Watch it here:http://youtube.com/watch?v=cWkrwENN5CQ

Sarc said...

To Westender's tangent... strangely enough, people who are from the Caucasus Mountains, technically Caucasians, are referred to pejoratively in Russia as "black." This refers primarily to Chechens and others from the northern Caucasus, ethnic minorities who enjoy their own special persecution in Russia.

Just interesting to note that "Caucasians" are Russia's "Canadians."

http://en.wikipedia.org/wiki/Caucasus_Mountains

Anonymous said...

I've heard canadian being used as far back as 1997 when I was a waiter...it's been around for a while;sometimes foreigner is used as well,all meaning the same thing....them damn black folk aint gonna tip worth a damn...which,sadly is true....I was a waiter for the better part of a decade and 85 percent of the time when I got a table of black folk,the tip would be substandard or right at 15 percent...I remember one time one table actually broke out the calculator and argued over 2 damn dollars....now before I hated on for hating on blacks,I am black and before I started waiting tables I would be considered a canadian or a foreigner but after going thru all the crap that waiters go thru,I now tip at least 20 percent even the service was crappy....

Anonymous said...

This is horrifying...but not surprising given the state of your country. I'm (a non white, for the racists who care)Canadian and couldn't be more upset about this.

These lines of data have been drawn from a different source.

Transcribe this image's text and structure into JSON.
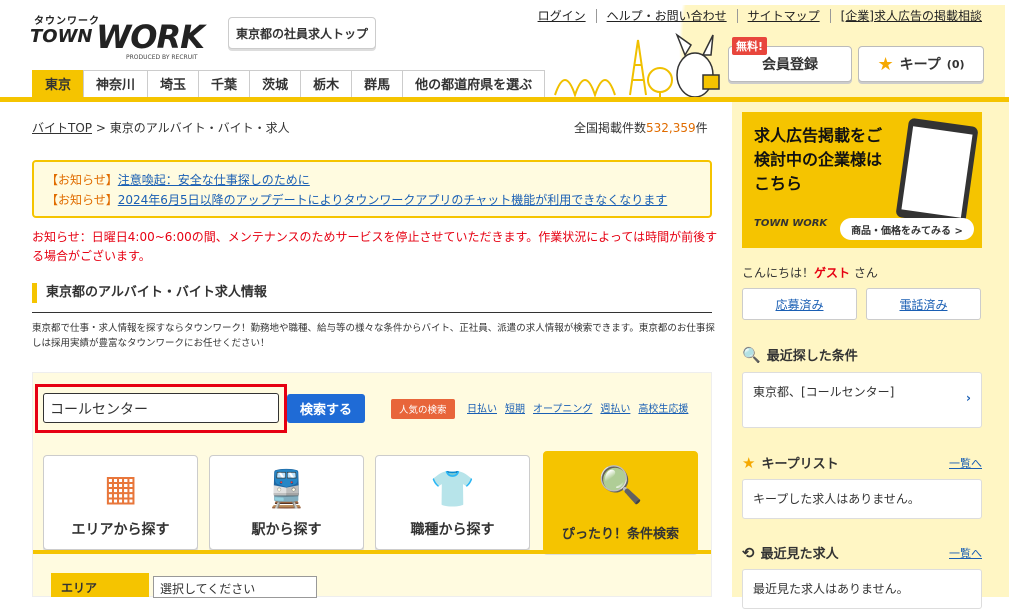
{
  "header": {
    "logo_kana": "タウンワーク",
    "logo_town": "TOWN",
    "logo_work": "WORK",
    "logo_produced": "PRODUCED BY RECRUIT",
    "top_link": "東京都の社員求人トップ",
    "util_links": [
      "ログイン",
      "ヘルプ・お問い合わせ",
      "サイトマップ",
      "[企業]求人広告の掲載相談"
    ],
    "register_label": "会員登録",
    "free_badge": "無料!",
    "keep_label": "キープ",
    "keep_count": "(0)",
    "tabs": [
      "東京",
      "神奈川",
      "埼玉",
      "千葉",
      "茨城",
      "栃木",
      "群馬",
      "他の都道府県を選ぶ"
    ]
  },
  "main": {
    "breadcrumb_home": "バイトTOP",
    "breadcrumb_sep": ">",
    "breadcrumb_current": "東京のアルバイト・バイト・求人",
    "count_label": "全国掲載件数",
    "count_value": "532,359",
    "count_unit": "件",
    "notices": [
      {
        "tag": "【お知らせ】",
        "text": "注意喚起：安全な仕事探しのために"
      },
      {
        "tag": "【お知らせ】",
        "text": "2024年6月5日以降のアップデートによりタウンワークアプリのチャット機能が利用できなくなります"
      }
    ],
    "maintenance": "お知らせ：日曜日4:00~6:00の間、メンテナンスのためサービスを停止させていただきます。作業状況によっては時間が前後する場合がございます。",
    "section_title": "東京都のアルバイト・バイト求人情報",
    "description": "東京都で仕事・求人情報を探すならタウンワーク！勤務地や職種、給与等の様々な条件からバイト、正社員、派遣の求人情報が検索できます。東京都のお仕事探しは採用実績が豊富なタウンワークにお任せください！",
    "search": {
      "value": "コールセンター",
      "button": "検索する",
      "popular_label": "人気の検索",
      "popular_links": [
        "日払い",
        "短期",
        "オープニング",
        "週払い",
        "高校生応援"
      ]
    },
    "categories": [
      {
        "label": "エリアから探す",
        "icon": "area-map-icon"
      },
      {
        "label": "駅から探す",
        "icon": "train-icon"
      },
      {
        "label": "職種から探す",
        "icon": "job-type-icon"
      },
      {
        "label": "ぴったり！条件検索",
        "icon": "magnifier-heart-icon"
      }
    ],
    "area_label": "エリア",
    "area_select": "選択してください"
  },
  "sidebar": {
    "ad_text": "求人広告掲載をご検討中の企業様はこちら",
    "ad_logo": "TOWN WORK",
    "ad_button": "商品・価格をみてみる >",
    "greeting_pre": "こんにちは！",
    "greeting_name": "ゲスト",
    "greeting_post": "さん",
    "applied": "応募済み",
    "called": "電話済み",
    "recent_search_title": "最近探した条件",
    "recent_search_value": "東京都、[コールセンター]",
    "keep_list_title": "キープリスト",
    "keep_list_link": "一覧へ",
    "keep_list_empty": "キープした求人はありません。",
    "recent_view_title": "最近見た求人",
    "recent_view_link": "一覧へ",
    "recent_view_empty": "最近見た求人はありません。"
  },
  "colors": {
    "brand_yellow": "#f5c400",
    "link_blue": "#1a5fb4",
    "alert_red": "#e60012",
    "search_blue": "#1f6bd6"
  }
}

Canada, like every country with a white majority, is extremely racist but it still cannot compare to the US. I've lived in many parts of Texas and Canada as well... and the amount of racism I encountered at home was 10 times worse in a country that people say is truly a "melting pot".

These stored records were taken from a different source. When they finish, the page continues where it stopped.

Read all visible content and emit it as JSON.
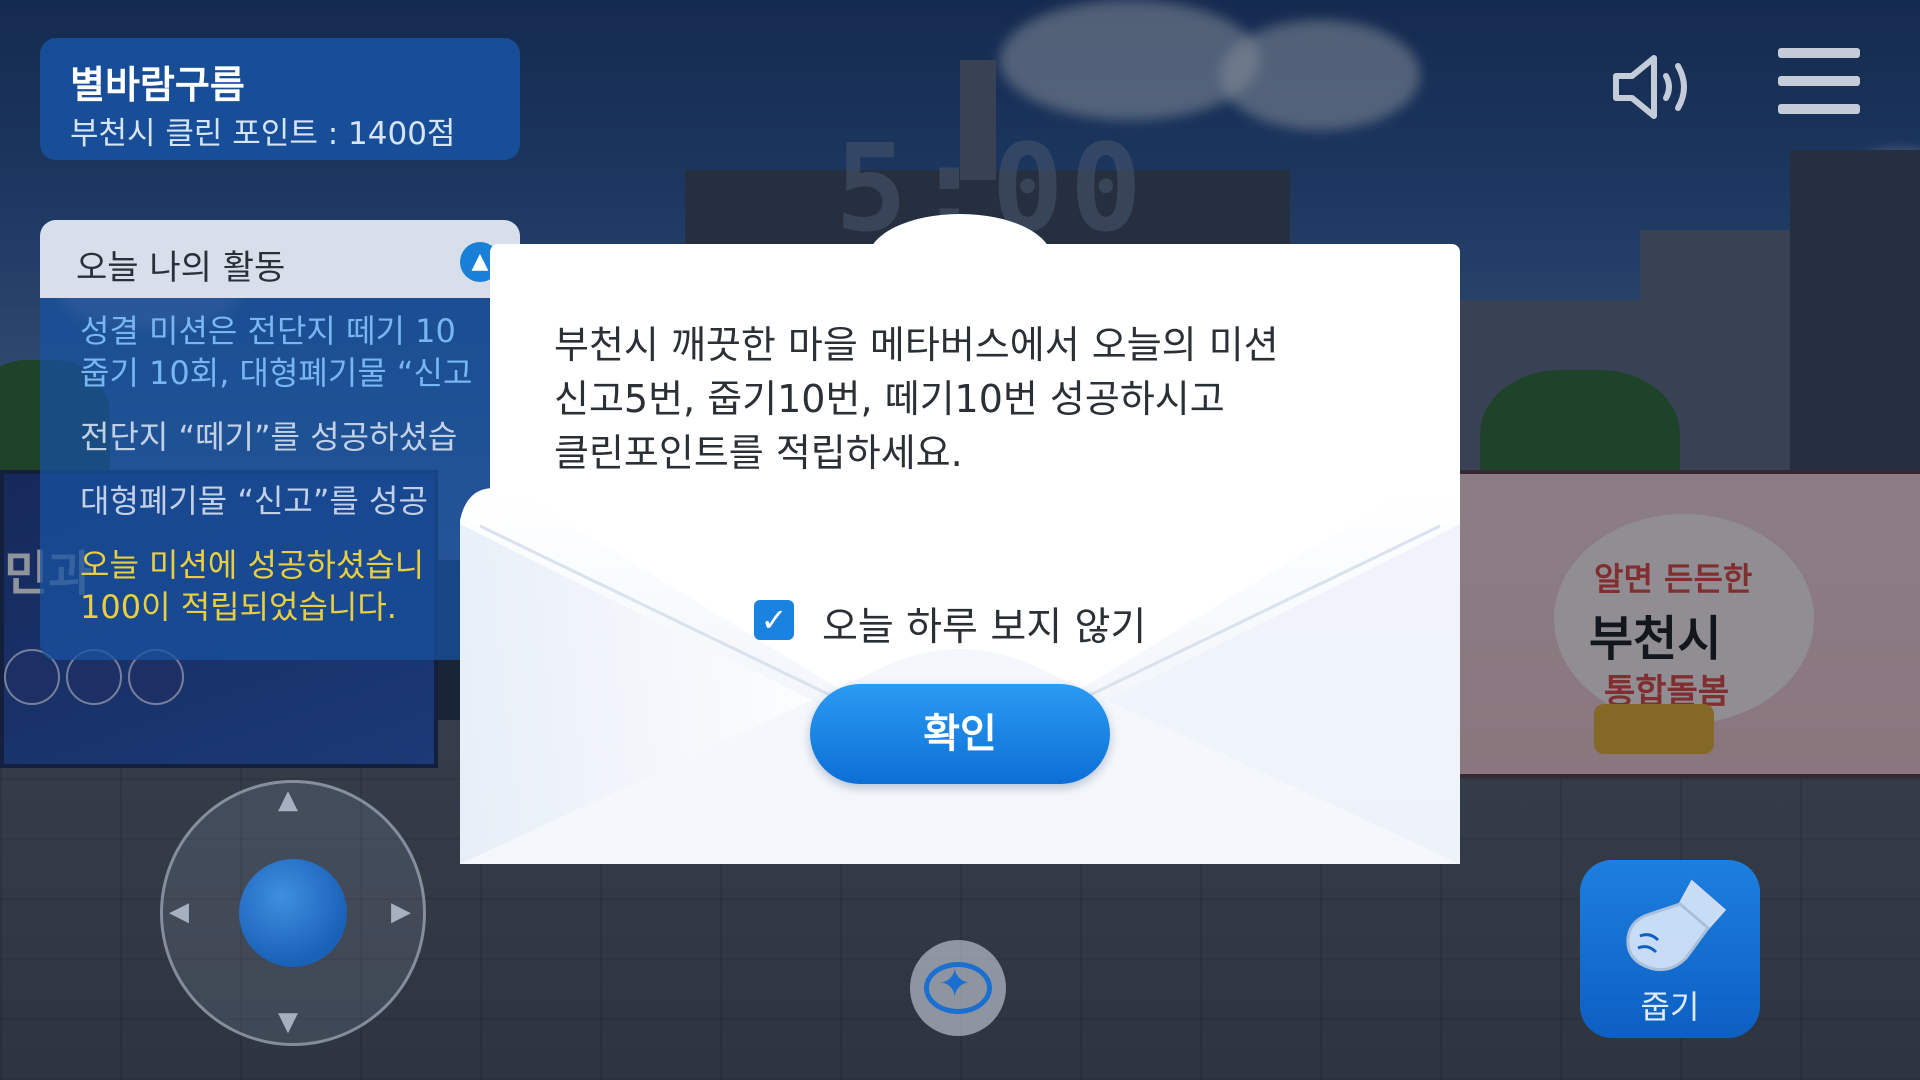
{
  "hud": {
    "player_name": "별바람구름",
    "points_text": "부천시 클린 포인트 : 1400점"
  },
  "activity": {
    "title": "오늘 나의 활동",
    "items": [
      {
        "text": "성결 미션은 전단지 떼기 10",
        "tone": "blue"
      },
      {
        "text": "줍기 10회, 대형폐기물 “신고",
        "tone": "blue"
      },
      {
        "text": "전단지 “떼기”를 성공하셨습",
        "tone": "normal"
      },
      {
        "text": "대형폐기물 “신고”를 성공",
        "tone": "normal"
      },
      {
        "text": "오늘 미션에 성공하셨습니",
        "tone": "gold"
      },
      {
        "text": "100이 적립되었습니다.",
        "tone": "gold"
      }
    ]
  },
  "scene": {
    "timer": "5:00",
    "left_banner_text": "민과",
    "right_banner": {
      "line1": "알면 든든한",
      "line2": "부천시",
      "line3": "통합돌봄"
    }
  },
  "modal": {
    "message_lines": [
      "부천시 깨끗한 마을 메타버스에서 오늘의 미션",
      "신고5번, 줍기10번, 떼기10번 성공하시고",
      "클린포인트를 적립하세요."
    ],
    "checkbox_label": "오늘 하루 보지 않기",
    "checkbox_checked": true,
    "confirm_label": "확인"
  },
  "controls": {
    "pickup_label": "줍기"
  },
  "colors": {
    "accent": "#1a82e0",
    "hud_panel": "#1852a0",
    "mission_gold": "#e9cf3e"
  },
  "icons": {
    "sound": "speaker-icon",
    "menu": "hamburger-menu-icon",
    "collapse": "chevron-up-icon",
    "compass": "compass-icon",
    "pickup": "hand-pickup-icon",
    "check": "checkmark-icon"
  }
}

I guess Americans have combined their hatred for us with their hatred for Black people...

Anonymous said...

1.) The Racial Slur Database is maintained by a guy with the email handle ryan@f*ck.org, but instead of a *, there's a u. Turns out his email domain has a doctored photo of President and Mrs Bush -- she's naked from the waist down. I don't consider this a reputable source of information.

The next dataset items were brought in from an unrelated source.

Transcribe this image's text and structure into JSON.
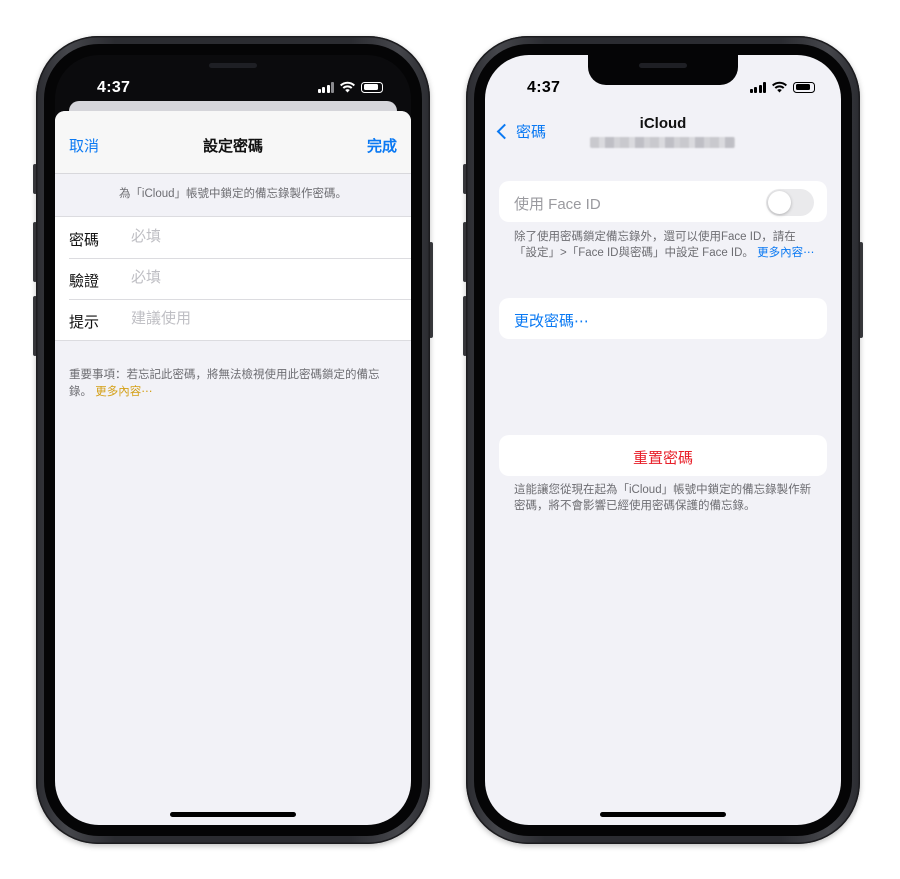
{
  "left_phone": {
    "status": {
      "time": "4:37"
    },
    "nav": {
      "cancel": "取消",
      "title": "設定密碼",
      "done": "完成"
    },
    "description": "為「iCloud」帳號中鎖定的備忘錄製作密碼。",
    "form": {
      "rows": [
        {
          "label": "密碼",
          "placeholder": "必填"
        },
        {
          "label": "驗證",
          "placeholder": "必填"
        },
        {
          "label": "提示",
          "placeholder": "建議使用"
        }
      ]
    },
    "note": {
      "text": "重要事項：若忘記此密碼，將無法檢視使用此密碼鎖定的備忘錄。",
      "link": "更多內容⋯"
    }
  },
  "right_phone": {
    "status": {
      "time": "4:37"
    },
    "nav": {
      "back": "密碼",
      "title": "iCloud"
    },
    "face_id": {
      "label": "使用 Face ID",
      "enabled": false,
      "note": "除了使用密碼鎖定備忘錄外，還可以使用Face ID，請在「設定」>「Face ID與密碼」中設定 Face ID。",
      "link": "更多內容⋯"
    },
    "change_password": "更改密碼⋯",
    "reset_password": "重置密碼",
    "reset_note": "這能讓您從現在起為「iCloud」帳號中鎖定的備忘錄製作新密碼，將不會影響已經使用密碼保護的備忘錄。"
  },
  "colors": {
    "accent_blue": "#0a79f3",
    "destructive_red": "#e8202a",
    "link_yellow": "#d4a017",
    "grouped_background": "#f2f2f7"
  },
  "icons": [
    "signal-icon",
    "wifi-icon",
    "battery-icon",
    "back-chevron-icon"
  ]
}
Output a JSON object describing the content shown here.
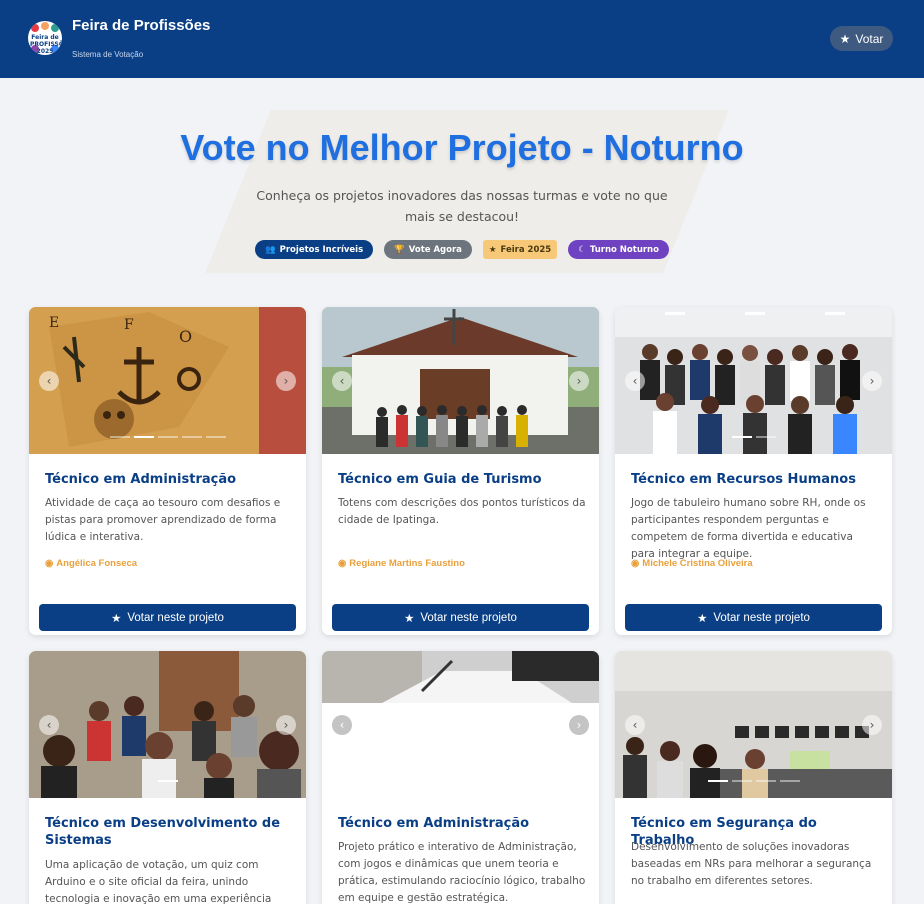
{
  "header": {
    "title": "Feira de Profissões",
    "subtitle": "Sistema de Votação",
    "logo_text": "Feira de PROFISSÕES 2025",
    "vote_label": "Votar"
  },
  "hero": {
    "title": "Vote no Melhor Projeto - Noturno",
    "subtitle": "Conheça os projetos inovadores das nossas turmas e vote no que mais se destacou!",
    "badges": [
      "Projetos Incríveis",
      "Vote Agora",
      "Feira 2025",
      "Turno Noturno"
    ]
  },
  "vote_button_label": "Votar neste projeto",
  "cards": [
    {
      "title": "Técnico em Administração",
      "description": "Atividade de caça ao tesouro com desafios e pistas para promover aprendizado de forma lúdica e interativa.",
      "author": "Angélica Fonseca",
      "slides": 5,
      "active_slide": 1
    },
    {
      "title": "Técnico em Guia de Turismo",
      "description": "Totens com descrições dos pontos turísticos da cidade de Ipatinga.",
      "author": "Regiane Martins Faustino",
      "slides": 1,
      "active_slide": 0
    },
    {
      "title": "Técnico em Recursos Humanos",
      "description": "Jogo de tabuleiro humano sobre RH, onde os participantes respondem perguntas e competem de forma divertida e educativa para integrar a equipe.",
      "author": "Michele Cristina Oliveira",
      "slides": 2,
      "active_slide": 0
    },
    {
      "title": "Técnico em Desenvolvimento de Sistemas",
      "description": "Uma aplicação de votação, um quiz com Arduino e o site oficial da feira, unindo tecnologia e inovação em uma experiência interativa.",
      "author": "",
      "slides": 1,
      "active_slide": 0
    },
    {
      "title": "Técnico em Administração",
      "description": "Projeto prático e interativo de Administração, com jogos e dinâmicas que unem teoria e prática, estimulando raciocínio lógico, trabalho em equipe e gestão estratégica.",
      "author": "",
      "slides": 0,
      "active_slide": 0
    },
    {
      "title": "Técnico em Segurança do Trabalho",
      "description": "Desenvolvimento de soluções inovadoras baseadas em NRs para melhorar a segurança no trabalho em diferentes setores.",
      "author": "",
      "slides": 4,
      "active_slide": 0
    }
  ],
  "colors": {
    "primary": "#0a3f86",
    "hero_title": "#1f6fe0",
    "author": "#e9a03b",
    "badge_purple": "#6f42c1",
    "badge_yellow": "#f7c877"
  }
}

2.) I grew up in Chicago and the term "Canadian" was used quite often, particularly among the folks who grew up in the city. I first heard it in the 1980s. Generally it was used in the context of stating an opinion in a public forum where one didn't want to mention race overtly, but to get their point across in a not so subtle way. It is not, however, a substitute for the N-word. Belive me, if these folks wanted to say what was on their minds, they would -- it's simply another way of referring to blacks or
African Americans while thumbing their noses at politically
correctness.

For example, if a couple of city workers were discussing a public
works project, one might say to the other: "Because of DBE set aides, CDOT wants to be sure that there are a couple, tree Canadians on the job." This isn't racist, it's code -- code is used all the time by blacks, whites, Hispanics, Asians, et al.

VetMichael said...

I was shocked, actually, about the Canadian - Black connection. Having worked in restaurants for years (I see I'm not alone) on the west side, I got used to people referring to non-tippers as Canadian. I wondered why the girl who used it the most was visibly uncomfortable when I said "I don't think they're from Canada." I feel so retarded now. :(
BTW, THanks for the blurg (NOT Blog!)

Myriam said...

That linguistic information could be very usefull on my next trip to the US!

(posted by a C-word citizen)

Hugh said...

@VetMichael: actually, in the service industry, Canadians *are* known as bad tippers compared to Americans... even in Canada.

also, I worked in finance in NYC around the turn of the century (!) ... "canadian" was used in that industry to refer to blacks back then.